How will we meet this demand? To start, we must build a pipeline of future engineers. And Engineers Week has always recognized that the best way to start that is to have today’s leading engineers meet with students, to get them excited about engineering opportunities and to advise them about how to prepare for a career in engineering. IBM itself takes advantage of the Engineers Week campaign to recruit volunteers from our workforce (nearly 5000 volunteers for EWeek 2007) to meet with students around the globe.

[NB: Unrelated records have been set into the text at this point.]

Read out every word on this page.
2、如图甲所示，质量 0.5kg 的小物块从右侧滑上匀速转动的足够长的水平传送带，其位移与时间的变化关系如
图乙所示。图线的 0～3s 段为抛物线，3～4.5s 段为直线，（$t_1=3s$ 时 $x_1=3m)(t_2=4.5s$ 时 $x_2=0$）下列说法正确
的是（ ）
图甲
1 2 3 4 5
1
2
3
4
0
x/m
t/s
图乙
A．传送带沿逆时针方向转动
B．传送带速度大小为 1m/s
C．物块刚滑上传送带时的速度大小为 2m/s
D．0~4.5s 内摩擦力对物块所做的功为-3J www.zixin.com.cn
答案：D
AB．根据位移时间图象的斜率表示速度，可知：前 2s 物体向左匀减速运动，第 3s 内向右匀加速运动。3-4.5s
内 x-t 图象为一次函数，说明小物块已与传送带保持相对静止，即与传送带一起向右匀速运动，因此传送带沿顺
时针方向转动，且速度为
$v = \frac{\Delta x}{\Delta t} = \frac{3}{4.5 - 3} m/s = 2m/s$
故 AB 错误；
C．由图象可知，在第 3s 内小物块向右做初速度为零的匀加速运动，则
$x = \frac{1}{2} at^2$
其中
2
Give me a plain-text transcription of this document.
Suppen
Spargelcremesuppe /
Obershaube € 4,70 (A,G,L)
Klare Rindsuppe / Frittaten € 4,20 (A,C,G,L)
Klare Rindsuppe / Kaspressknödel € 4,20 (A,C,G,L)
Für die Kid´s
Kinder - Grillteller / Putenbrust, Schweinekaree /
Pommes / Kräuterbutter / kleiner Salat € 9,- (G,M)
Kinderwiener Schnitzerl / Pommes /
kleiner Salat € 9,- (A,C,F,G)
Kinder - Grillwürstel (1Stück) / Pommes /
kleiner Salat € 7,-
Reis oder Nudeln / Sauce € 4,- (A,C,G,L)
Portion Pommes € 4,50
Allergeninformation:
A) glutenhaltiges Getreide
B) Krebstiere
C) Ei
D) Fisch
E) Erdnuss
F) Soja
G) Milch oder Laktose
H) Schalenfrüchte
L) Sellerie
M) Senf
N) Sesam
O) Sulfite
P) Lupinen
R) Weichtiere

But simply seeing the future that’s out there isn’t enough. The next generation of potential engineers must see themselves in that future. And that is why the theme of EWeek 2008, “diversity in engineering,” is so vitally important. We need to recruit engineers from a broad cross-section of society, and this means reaching out to populations that are underrepresented in the engineering professions. Only 11 percent in the United States today are women, 3 percent Blacks and 4 percent Hispanics. These statistics reveal a large reservoir of potential engineers that is not being fully tapped.

I encourage you to use the EWeek 2008 campaign to inspire the next generation of engineers, reaching out to a diverse cross section of youngsters, independent of gender, ethnicity, or physical disability. And finally, let’s engage the general public to see, touch and embrace engineering, the source of so much of the prosperity, growth and hope that are reaching more and more people around the globe.